Il y avait notamment le petiot de Stéphane, qui ne parlait pas assez fort et compte tenu de son jeune âge et du fait de son expérience désastreuse de l'année précédente au sein d'un autre atelier pourtant dirigé par "une professionnelle"  qui coûte la peau des fesses (mais apparemment le résultat n'a pas été à la hauteur du coût... bon bref, ça, c'est pour la petite histoire), bref, disais-je, pouvant considérer que cette année représentait sa première expérience théâtrale, je me suis attachée à le faire articuler, parler fort et ne pas tourner le dos au public. Mais ce n'est pas facile pour un petiot, toutes ces contraintes et toutes celles que je ne développe pas ici, parce que ce n'est pas le sujet. Donc j'étais inquiète pour lui, notamment.
"Notamment" parce qu'il était évident qu'il aurait fallu environ trois séances de plus pour parvenir à ce que je souhaitais, en tenant compte de leur âge et de la prestation que j'avais prévue.

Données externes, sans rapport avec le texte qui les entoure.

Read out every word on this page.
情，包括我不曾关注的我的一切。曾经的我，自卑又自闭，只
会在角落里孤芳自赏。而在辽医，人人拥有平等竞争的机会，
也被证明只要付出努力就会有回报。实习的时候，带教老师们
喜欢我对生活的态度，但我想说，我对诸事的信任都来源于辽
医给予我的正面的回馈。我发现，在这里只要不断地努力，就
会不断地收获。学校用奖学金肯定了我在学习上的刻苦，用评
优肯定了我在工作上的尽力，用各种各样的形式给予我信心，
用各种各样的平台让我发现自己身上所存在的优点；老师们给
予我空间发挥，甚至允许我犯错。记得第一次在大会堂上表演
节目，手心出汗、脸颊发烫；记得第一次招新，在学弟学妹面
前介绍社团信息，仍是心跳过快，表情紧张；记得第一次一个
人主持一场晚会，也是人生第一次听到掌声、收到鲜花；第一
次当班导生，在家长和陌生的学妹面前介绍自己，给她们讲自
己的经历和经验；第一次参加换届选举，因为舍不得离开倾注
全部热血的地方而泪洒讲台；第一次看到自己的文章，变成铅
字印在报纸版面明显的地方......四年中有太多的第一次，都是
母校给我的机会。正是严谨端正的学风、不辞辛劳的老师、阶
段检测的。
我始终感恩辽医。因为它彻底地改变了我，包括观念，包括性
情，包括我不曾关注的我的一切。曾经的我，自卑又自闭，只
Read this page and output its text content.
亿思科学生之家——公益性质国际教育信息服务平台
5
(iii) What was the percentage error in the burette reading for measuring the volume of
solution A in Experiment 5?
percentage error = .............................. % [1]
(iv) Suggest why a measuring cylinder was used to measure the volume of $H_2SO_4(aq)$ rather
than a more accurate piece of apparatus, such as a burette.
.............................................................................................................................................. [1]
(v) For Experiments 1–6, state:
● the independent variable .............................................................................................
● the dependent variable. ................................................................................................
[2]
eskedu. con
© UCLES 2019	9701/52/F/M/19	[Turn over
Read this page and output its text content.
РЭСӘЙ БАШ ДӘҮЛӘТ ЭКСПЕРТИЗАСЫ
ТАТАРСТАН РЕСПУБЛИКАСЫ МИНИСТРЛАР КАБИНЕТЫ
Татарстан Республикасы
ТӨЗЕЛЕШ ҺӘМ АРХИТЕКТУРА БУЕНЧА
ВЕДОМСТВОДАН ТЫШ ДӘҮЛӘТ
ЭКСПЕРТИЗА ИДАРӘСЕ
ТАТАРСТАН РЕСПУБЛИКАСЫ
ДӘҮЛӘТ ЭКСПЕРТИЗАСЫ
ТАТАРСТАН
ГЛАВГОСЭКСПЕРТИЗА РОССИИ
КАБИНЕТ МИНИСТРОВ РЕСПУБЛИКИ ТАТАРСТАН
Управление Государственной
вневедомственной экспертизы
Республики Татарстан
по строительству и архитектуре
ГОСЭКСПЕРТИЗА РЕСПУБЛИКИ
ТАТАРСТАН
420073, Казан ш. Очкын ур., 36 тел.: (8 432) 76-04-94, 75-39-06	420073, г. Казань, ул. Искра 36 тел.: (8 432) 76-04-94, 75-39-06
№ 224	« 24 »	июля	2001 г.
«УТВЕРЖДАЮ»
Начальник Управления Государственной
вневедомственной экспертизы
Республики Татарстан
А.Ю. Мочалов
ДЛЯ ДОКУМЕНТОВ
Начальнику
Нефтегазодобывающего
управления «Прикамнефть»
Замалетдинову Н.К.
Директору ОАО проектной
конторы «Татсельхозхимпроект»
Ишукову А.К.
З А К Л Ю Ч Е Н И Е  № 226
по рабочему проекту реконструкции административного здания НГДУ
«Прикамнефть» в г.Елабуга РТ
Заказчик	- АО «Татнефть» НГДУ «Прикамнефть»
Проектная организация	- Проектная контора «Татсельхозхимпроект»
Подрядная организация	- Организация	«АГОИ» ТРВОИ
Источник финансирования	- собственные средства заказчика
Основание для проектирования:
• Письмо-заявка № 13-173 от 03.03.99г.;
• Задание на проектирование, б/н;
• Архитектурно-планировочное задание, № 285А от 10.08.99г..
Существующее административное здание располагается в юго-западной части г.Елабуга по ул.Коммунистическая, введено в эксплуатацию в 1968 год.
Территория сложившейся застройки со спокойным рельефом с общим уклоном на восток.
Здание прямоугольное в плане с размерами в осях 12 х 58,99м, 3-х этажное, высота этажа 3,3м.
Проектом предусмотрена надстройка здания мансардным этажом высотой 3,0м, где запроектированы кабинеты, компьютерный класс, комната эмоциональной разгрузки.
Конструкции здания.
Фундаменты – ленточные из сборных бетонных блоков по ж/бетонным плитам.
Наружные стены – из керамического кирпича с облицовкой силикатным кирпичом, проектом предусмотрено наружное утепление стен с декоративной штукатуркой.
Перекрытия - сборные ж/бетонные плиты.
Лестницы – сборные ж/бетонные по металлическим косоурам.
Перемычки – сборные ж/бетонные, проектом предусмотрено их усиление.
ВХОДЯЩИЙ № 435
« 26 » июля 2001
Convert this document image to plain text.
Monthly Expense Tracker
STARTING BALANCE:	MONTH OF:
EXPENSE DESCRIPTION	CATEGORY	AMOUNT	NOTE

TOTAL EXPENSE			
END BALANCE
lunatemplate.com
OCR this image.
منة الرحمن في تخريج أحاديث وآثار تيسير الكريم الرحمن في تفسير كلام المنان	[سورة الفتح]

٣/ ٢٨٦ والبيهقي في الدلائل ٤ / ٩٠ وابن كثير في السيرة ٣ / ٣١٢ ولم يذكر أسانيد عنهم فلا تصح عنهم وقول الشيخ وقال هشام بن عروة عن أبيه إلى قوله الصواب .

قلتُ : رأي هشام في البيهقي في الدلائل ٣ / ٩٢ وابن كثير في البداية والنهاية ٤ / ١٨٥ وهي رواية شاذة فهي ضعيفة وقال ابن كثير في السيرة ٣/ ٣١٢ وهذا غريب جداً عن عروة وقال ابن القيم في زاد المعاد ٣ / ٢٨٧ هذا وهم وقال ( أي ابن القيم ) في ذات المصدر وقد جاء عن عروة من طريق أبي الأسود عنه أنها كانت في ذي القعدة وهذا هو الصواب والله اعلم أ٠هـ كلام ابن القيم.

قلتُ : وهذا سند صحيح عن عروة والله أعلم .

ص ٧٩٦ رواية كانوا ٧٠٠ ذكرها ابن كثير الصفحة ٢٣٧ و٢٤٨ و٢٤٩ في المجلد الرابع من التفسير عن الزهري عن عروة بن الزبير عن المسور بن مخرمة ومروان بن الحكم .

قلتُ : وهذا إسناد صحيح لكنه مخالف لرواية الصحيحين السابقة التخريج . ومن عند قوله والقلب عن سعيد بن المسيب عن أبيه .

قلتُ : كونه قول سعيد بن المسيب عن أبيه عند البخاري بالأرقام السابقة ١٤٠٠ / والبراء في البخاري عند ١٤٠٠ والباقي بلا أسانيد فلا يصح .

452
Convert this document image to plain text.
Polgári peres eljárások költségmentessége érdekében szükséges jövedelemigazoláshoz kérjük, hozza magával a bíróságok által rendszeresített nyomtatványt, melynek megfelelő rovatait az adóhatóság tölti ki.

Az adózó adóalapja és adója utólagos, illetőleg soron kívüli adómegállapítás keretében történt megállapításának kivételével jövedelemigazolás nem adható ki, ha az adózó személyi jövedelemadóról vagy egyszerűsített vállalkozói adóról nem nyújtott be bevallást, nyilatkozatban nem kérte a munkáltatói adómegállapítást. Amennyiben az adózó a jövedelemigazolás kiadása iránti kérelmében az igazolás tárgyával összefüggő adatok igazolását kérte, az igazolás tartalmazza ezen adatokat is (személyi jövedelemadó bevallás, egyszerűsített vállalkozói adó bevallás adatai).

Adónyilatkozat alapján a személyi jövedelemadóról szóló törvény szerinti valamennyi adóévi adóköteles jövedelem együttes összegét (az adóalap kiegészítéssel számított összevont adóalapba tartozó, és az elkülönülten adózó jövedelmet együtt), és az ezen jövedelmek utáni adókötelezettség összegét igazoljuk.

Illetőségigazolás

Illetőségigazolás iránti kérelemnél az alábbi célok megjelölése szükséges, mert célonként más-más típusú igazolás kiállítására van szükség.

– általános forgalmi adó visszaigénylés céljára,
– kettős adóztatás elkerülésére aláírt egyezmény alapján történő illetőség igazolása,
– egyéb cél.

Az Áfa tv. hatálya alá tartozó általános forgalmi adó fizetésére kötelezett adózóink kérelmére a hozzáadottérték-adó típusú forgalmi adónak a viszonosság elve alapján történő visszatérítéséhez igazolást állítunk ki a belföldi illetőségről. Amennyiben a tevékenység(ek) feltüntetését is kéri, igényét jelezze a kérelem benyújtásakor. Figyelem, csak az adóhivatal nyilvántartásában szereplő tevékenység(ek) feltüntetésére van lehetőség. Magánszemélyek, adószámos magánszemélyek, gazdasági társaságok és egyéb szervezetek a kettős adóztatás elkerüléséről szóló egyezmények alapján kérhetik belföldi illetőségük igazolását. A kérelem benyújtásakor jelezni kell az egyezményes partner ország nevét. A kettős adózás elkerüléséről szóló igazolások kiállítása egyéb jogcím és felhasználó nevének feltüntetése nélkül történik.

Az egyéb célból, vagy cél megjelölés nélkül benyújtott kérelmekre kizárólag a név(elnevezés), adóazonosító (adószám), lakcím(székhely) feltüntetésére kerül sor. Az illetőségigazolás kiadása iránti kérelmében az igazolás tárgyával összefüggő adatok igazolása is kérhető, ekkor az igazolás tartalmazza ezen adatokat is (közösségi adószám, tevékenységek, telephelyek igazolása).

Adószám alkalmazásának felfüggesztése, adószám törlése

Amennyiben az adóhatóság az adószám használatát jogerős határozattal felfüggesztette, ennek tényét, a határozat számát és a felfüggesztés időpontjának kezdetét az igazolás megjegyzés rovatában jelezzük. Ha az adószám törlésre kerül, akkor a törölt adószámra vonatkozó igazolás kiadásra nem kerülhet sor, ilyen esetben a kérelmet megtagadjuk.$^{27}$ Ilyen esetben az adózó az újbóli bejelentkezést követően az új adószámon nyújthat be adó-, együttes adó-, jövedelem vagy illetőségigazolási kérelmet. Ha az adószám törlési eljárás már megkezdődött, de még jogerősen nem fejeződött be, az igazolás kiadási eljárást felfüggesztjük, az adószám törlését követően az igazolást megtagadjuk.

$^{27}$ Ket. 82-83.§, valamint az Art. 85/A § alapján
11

Toujours est-il que passée l'heure du filage, du repas du midi chacun chez soi, des italiennes, et du maquillage (grande aventure, le maquillage, ces jours là ! Un sacré moment de stupéfaction, de rires, de découvertes), bref, quand ils se sont retrouvés sur scène, bonjour les dégâts. Salle scotchée, et dans les coulisses, les adultes qui veillaient aux changements de costumes et aux entrées/sorties de scène, y compris nous à la régie, je vous jure que ce n'était pas rien.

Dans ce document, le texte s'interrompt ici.